Some people (white neighbors) claimed massive disgust and fear for their children and got rid of the homeless campers and then had this great public resource just for their own rich selves and once again the poor had to give up their rights to the whiter, richer parts of the community. Just like in the country as a whole.

So anyway, back when we were permitted to camp at Cubberley, there was this early a.m. fire in the new library air conditioning machine that had recently been installed. A friend of mine, Andre Belton, used his cell phone to call the fire department. The lieutenant in charge of the fire scene estimated that Andre's action-- while most people ran away and didn't want to get involved--- saved the library $40 to $50,000 over letting the fire get discovered when people came to work or when neighbors woke to discover it.
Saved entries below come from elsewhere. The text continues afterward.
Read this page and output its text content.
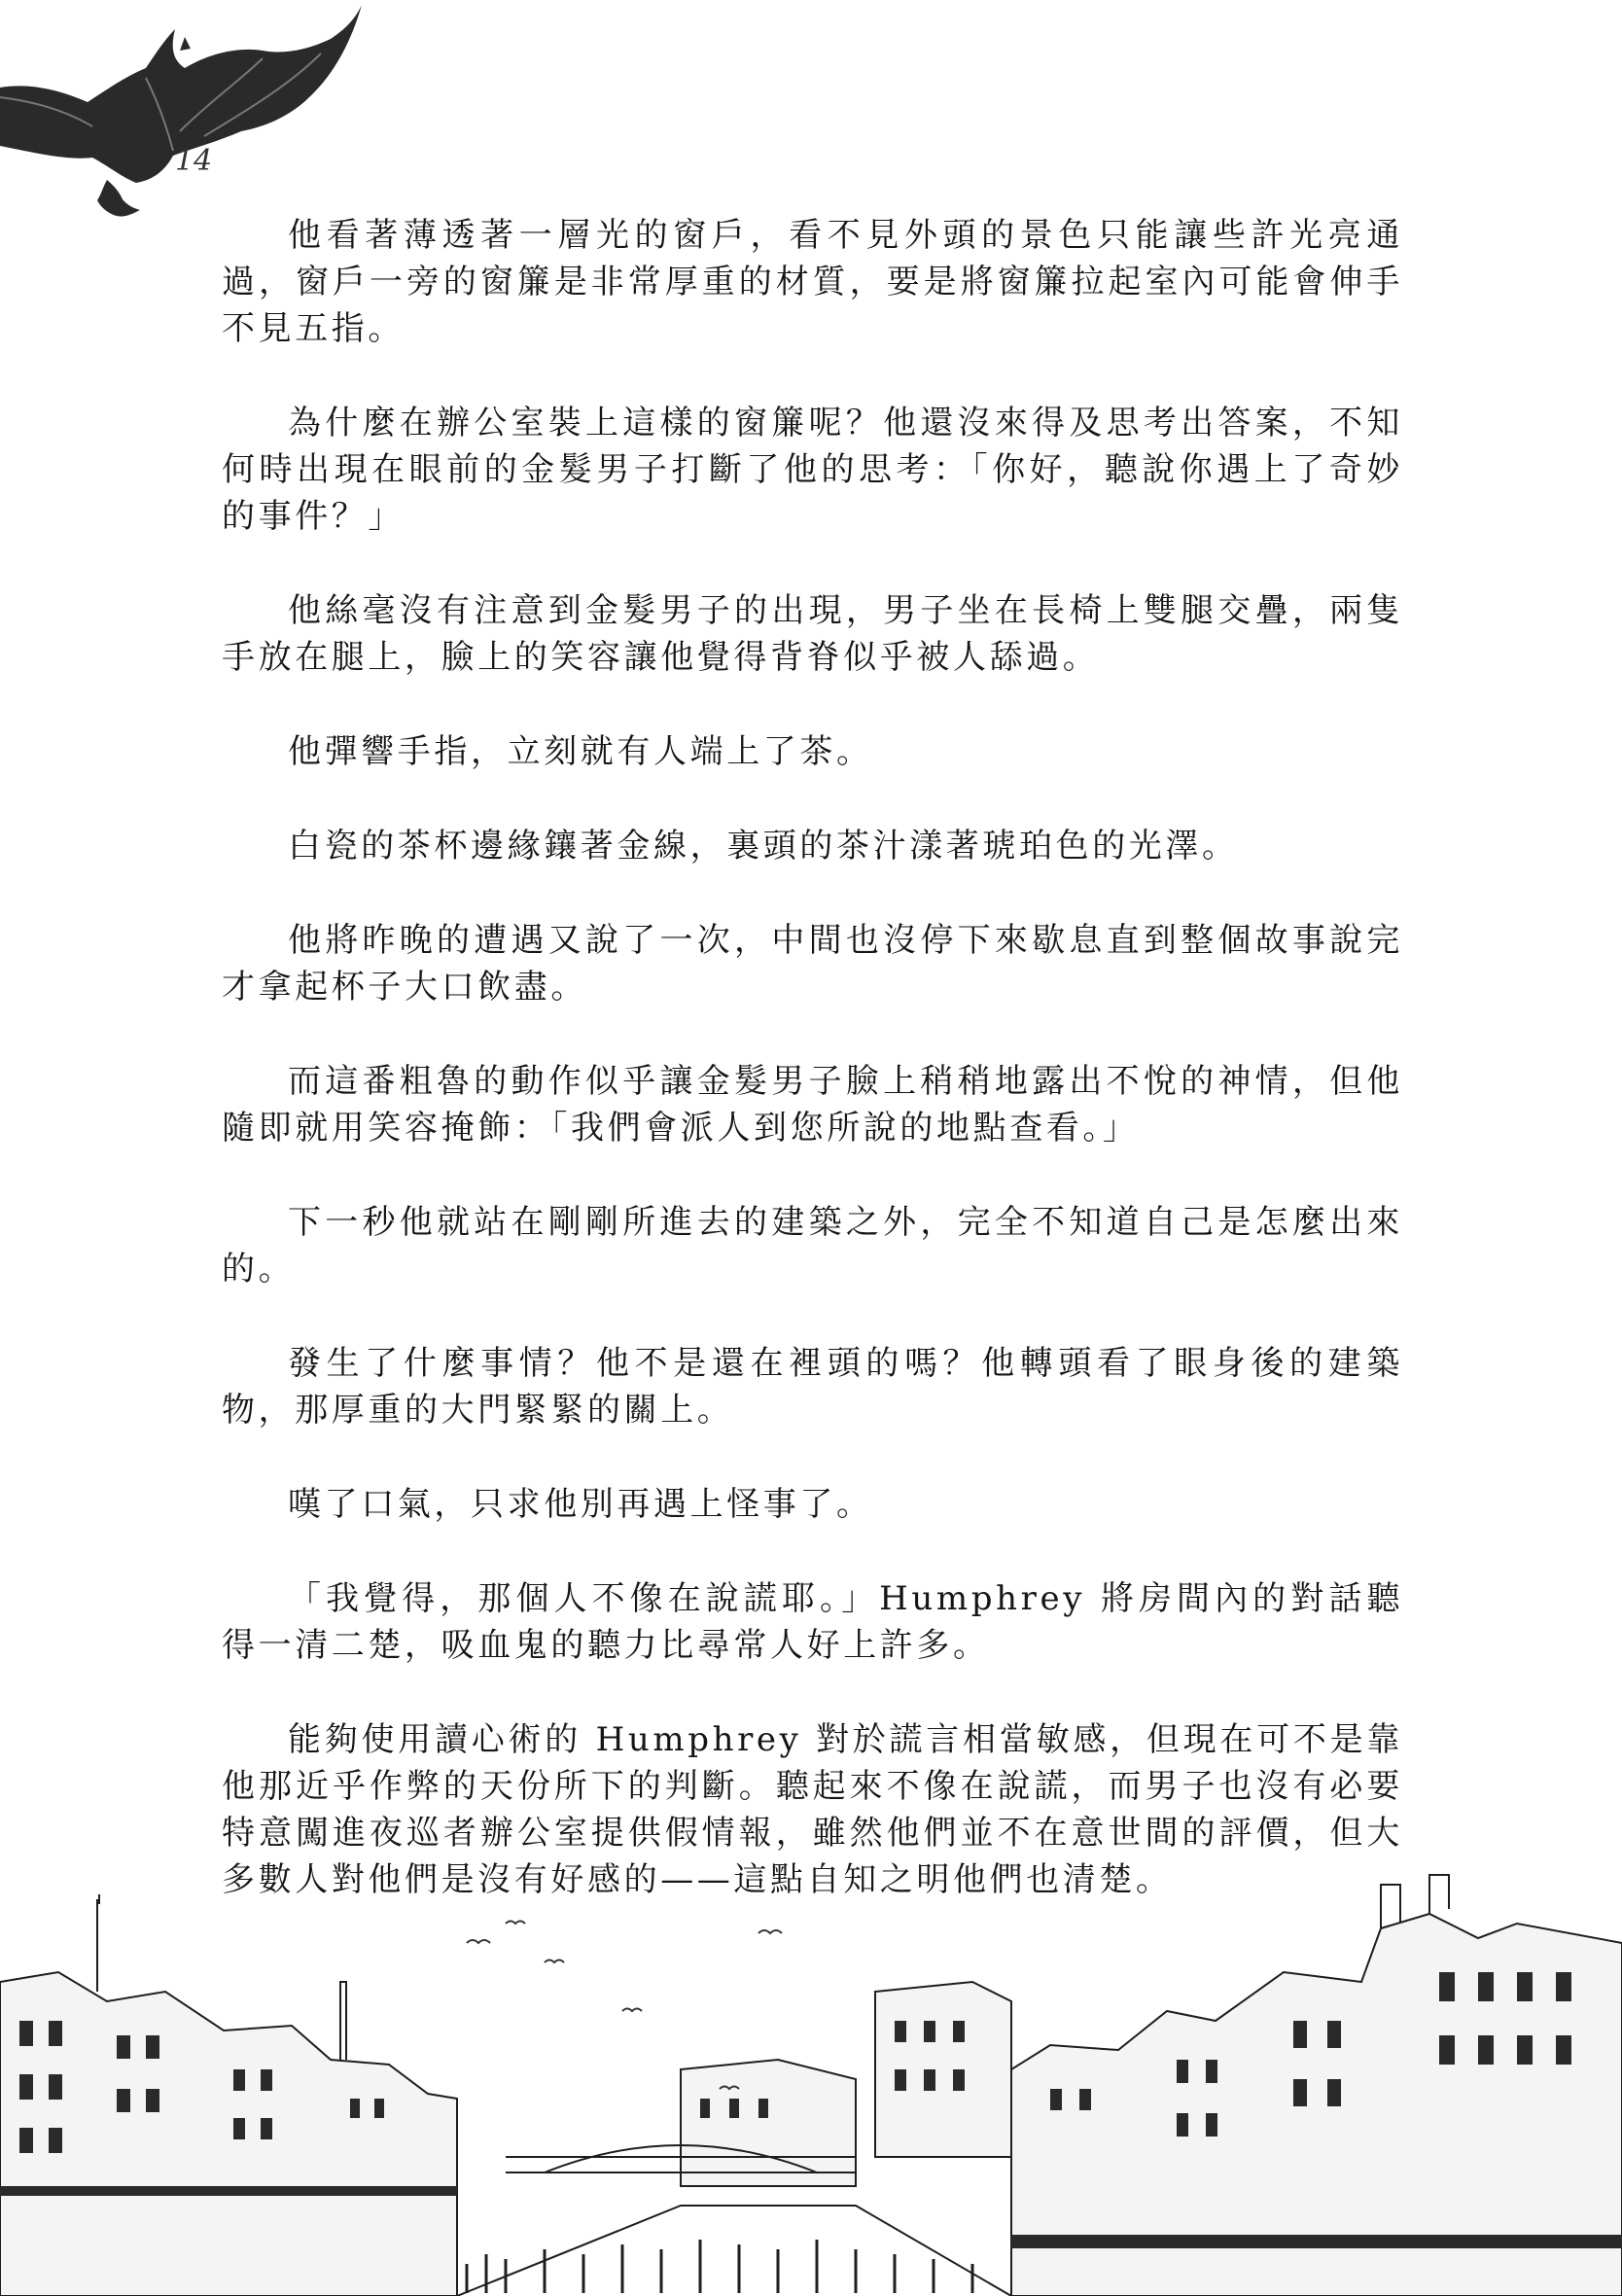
14

他看著薄透著一層光的窗戶，看不見外頭的景色只能讓些許光亮通過，窗戶一旁的窗簾是非常厚重的材質，要是將窗簾拉起室內可能會伸手不見五指。

為什麼在辦公室裝上這樣的窗簾呢？他還沒來得及思考出答案，不知何時出現在眼前的金髮男子打斷了他的思考：「你好，聽說你遇上了奇妙的事件？」

他絲毫沒有注意到金髮男子的出現，男子坐在長椅上雙腿交疊，兩隻手放在腿上，臉上的笑容讓他覺得背脊似乎被人舔過。

他彈響手指，立刻就有人端上了茶。

白瓷的茶杯邊緣鑲著金線，裏頭的茶汁漾著琥珀色的光澤。

他將昨晚的遭遇又說了一次，中間也沒停下來歇息直到整個故事說完才拿起杯子大口飲盡。

而這番粗魯的動作似乎讓金髮男子臉上稍稍地露出不悅的神情，但他隨即就用笑容掩飾：「我們會派人到您所說的地點查看。」

下一秒他就站在剛剛所進去的建築之外，完全不知道自己是怎麼出來的。

發生了什麼事情？他不是還在裡頭的嗎？他轉頭看了眼身後的建築物，那厚重的大門緊緊的關上。

嘆了口氣，只求他別再遇上怪事了。

「我覺得，那個人不像在說謊耶。」Humphrey 將房間內的對話聽得一清二楚，吸血鬼的聽力比尋常人好上許多。

能夠使用讀心術的 Humphrey 對於謊言相當敏感，但現在可不是靠他那近乎作弊的天份所下的判斷。聽起來不像在說謊，而男子也沒有必要特意闖進夜巡者辦公室提供假情報，雖然他們並不在意世間的評價，但大多數人對他們是沒有好感的——這點自知之明他們也清楚。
Plus, some homeless people I know clean up-- much like the people described in this article-- they clean up more than the area they camped in. Then you know what happens? Other car campers compete to do more of a clean up that the first guy. Even the City has been motivated by a friend's clean up of the weeds at John Boulware Park in Palo Alto to come back with their big trucks and do a massive version of what he did with the weed whacker he purchased for the purpose.

Anyway, thanks for this quite good article--- although it contains lots of guess work about stuff that is known to people familiar with the world of the homeless and available to simple, straight forward research by those who aren't familiar. Those guesswork theories are all quite susceptible to checking out. It's called shoe leather journalism and used to be the rule in the world of journalism.

And again, Sgt. Jaeger, thank you You will rise high in the police department. Your vision is rare and clear.

Another unknown truth is that homeless people could actually save Santa Clara millions, if we were listened to.

Please come to the Los Altos Library's Orchard Room on Aug 29 from 7-9 p.m. to discuss and learn about housing issues, including Rent Control, what you can do if you are homeless or a more middle class person who is also being squeezed out and is fighting off being homeless. And most especially please come if you have issues with being hospitable to the least housed of our community. And REALLY REALLY come if you, like Lenny Siegel, have thought about it, are open to compassion, and want to know what's working and what you can do.

Chuck Jagoda, Homeless Advocate, Board Member of Heart and Home Collaborative Women's Shelter, Stop the Ban, Women's International League for Peace and Freedom.